Wakil Ketua PCNU HST Buka Konfercab IPNU ke-X, Tekankan Kaderisasi dan Keikhlasan Berkhidmah

Table of Contents


Barabai, PCNU HST 

Wakil Ketua Tanfidziyah PCNU Kabupaten Hulu Sungai Tengah secara resmi membuka kegiatan Konferensi Cabang (Konfercab) IPNU ke-X Kabupaten Hulu Sungai Tengah yang berlangsung dengan khidmat dan penuh semangat kaderisasi, bertempat di gedung NU Kab. Hulu Sungai Tengah pada Sabtu, (13/3/2026).

Dalam sambutannya, beliau mengawali dengan ungkapan syukur kepada Allah SWT atas nikmat iman, Islam, dan kesehatan sehingga seluruh peserta dapat hadir dalam kegiatan tersebut. Shalawat dan salam turut disampaikan kepada Nabi Muhammad SAW sebagai teladan umat.

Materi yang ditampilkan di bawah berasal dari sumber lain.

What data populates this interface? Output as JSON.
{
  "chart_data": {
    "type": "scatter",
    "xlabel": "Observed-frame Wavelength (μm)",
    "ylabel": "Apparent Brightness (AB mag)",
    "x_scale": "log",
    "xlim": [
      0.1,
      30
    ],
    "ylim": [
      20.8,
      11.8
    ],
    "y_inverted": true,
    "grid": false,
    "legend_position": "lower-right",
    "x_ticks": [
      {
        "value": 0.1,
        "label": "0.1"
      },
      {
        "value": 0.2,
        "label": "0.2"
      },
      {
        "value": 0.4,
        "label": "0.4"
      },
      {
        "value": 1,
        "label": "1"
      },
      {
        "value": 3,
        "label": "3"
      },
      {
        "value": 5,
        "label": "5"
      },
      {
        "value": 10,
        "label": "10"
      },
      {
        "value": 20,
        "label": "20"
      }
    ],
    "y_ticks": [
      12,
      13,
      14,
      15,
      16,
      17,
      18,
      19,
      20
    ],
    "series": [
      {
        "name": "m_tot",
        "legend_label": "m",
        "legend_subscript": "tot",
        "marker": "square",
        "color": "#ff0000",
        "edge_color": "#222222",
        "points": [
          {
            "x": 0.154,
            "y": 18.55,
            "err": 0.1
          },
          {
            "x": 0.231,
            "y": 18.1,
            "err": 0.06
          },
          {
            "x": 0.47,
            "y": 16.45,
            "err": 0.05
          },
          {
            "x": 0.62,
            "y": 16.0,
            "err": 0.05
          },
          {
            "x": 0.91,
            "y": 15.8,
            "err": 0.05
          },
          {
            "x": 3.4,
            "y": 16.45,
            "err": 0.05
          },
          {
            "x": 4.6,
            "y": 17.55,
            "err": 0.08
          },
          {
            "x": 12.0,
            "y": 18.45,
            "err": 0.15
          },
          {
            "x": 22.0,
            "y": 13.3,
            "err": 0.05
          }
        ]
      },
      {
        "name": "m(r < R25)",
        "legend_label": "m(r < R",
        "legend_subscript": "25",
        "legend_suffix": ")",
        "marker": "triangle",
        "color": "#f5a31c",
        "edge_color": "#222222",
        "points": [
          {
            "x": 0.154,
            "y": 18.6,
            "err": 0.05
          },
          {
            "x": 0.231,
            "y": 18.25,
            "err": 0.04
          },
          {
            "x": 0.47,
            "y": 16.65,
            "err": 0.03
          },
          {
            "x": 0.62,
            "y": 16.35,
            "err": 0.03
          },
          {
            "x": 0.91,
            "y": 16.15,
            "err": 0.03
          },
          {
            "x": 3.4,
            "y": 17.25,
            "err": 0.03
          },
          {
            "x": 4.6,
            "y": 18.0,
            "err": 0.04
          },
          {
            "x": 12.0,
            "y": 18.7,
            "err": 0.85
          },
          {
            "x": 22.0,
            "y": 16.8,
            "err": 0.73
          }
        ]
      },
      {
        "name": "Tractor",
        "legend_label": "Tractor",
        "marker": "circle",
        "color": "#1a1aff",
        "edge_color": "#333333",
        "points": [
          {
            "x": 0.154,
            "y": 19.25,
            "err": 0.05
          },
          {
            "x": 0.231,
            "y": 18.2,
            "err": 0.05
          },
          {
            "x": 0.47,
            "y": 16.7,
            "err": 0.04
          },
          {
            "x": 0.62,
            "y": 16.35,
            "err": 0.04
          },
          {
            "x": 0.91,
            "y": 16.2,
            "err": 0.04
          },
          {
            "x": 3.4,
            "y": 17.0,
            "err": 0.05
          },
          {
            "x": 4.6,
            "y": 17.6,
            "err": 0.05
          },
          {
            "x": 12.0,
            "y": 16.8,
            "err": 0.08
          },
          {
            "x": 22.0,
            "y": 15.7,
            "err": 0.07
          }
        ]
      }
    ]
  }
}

Pada kesempatan itu, disampaikan pula salam hormat dan permohonan maaf dari Rais Syuriyah dan Ketua Tanfidziyah PCNU Kabupaten Hulu Sungai Tengah yang berhalangan hadir karena agenda lain yang tidak dapat ditinggalkan. Meski demikian, keduanya menitipkan doa dan harapan agar Konfercab berjalan lancar serta mampu melahirkan kader-kader pemimpin IPNU yang amanah dan istiqamah dalam berkhidmah.

Dalam arahannya, Wakil Ketua PCNU menegaskan bahwa Konfercab bukan sekadar agenda pemilihan ketua baru, melainkan momentum penting untuk melakukan evaluasi, muhasabah, serta merancang arah masa depan organisasi.

“Organisasi yang baik bukan hanya yang ramai kegiatan, tetapi yang mampu menjaga adab dalam perbedaan, menjaga ukhuwah dalam musyawarah, dan menjaga keikhlasan dalam berkhidmah,” ujarnya.

Ia juga mengingatkan bahwa perbedaan pendapat merupakan hal yang wajar dalam organisasi, namun tidak boleh sampai merusak persaudaraan, terlebih dalam satu naungan besar Nahdlatul Ulama.

Lebih lanjut, beliau menyampaikan bahwa IPNU bukan sekadar organisasi pelajar, melainkan tempat menempa diri dalam kepemimpinan, tanggung jawab, serta penguatan nilai-nilai Ahlussunnah wal Jama’ah An-Nahdliyah.

Ia bahkan mengungkapkan kedekatan emosionalnya dengan IPNU, mengingat dirinya juga pernah menjadi kader hingga dipercaya sebagai Ketua IPNU Kabupaten Hulu Sungai Tengah.

“Banyak tokoh besar lahir dari IPNU. Di sinilah kader belajar, berjuang, dan bertakwa,” tambahnya.

Dalam sambutannya, beliau juga menyampaikan tiga pesan utama kepada seluruh kader IPNU:

  1. Menjaga niat dalam berorganisasi, menjadikan organisasi sebagai ladang pengabdian, bukan sekadar mencari kedudukan.

  2. Menghormati guru dan ulama, karena keberkahan perjuangan sangat bergantung pada ridha para masyayikh.

  3. Terus belajar dan mengembangkan diri, agar menjadi kader yang berilmu, berakhlak, dan berwawasan luas.

Ia menegaskan bahwa kader IPNU hari ini adalah calon pemimpin masa depan, baik di lingkungan Nahdlatul Ulama maupun di tengah masyarakat luas.

Mengakhiri sambutannya, Wakil Ketua PCNU berharap Konfercab ke-X ini mampu melahirkan kepemimpinan yang amanah, kader yang solid, serta program-program yang memberikan manfaat nyata bagi pelajar dan masyarakat.

“Semoga IPNU Kabupaten Hulu Sungai Tengah semakin kuat kaderisasinya dan terus berkontribusi bagi agama, bangsa, dan Nahdlatul Ulama,” tutupnya.

Kegiatan ditutup dengan ucapan terima kasih kepada seluruh panitia yang telah bekerja keras, serta doa agar seluruh rangkaian acara menjadi amal ibadah di sisi Allah SWT.

Kegiatan juga di rangkai dengan Khataman Alquran serta Refleksi Kader IPNU dan IPPNU Kabupaten Hulu Sungai Tengah untuk Masa Depan yang Lebih Maju.

IPNU dan IPPNU bukan sekadar organisasi pelajar. Ia adalah madrasah kaderisasi, tempat lahirnya generasi muda Nahdlatul Ulama yang kelak akan menjadi pemimpin umat, penjaga tradisi, dan penggerak perubahan di tengah masyarakat.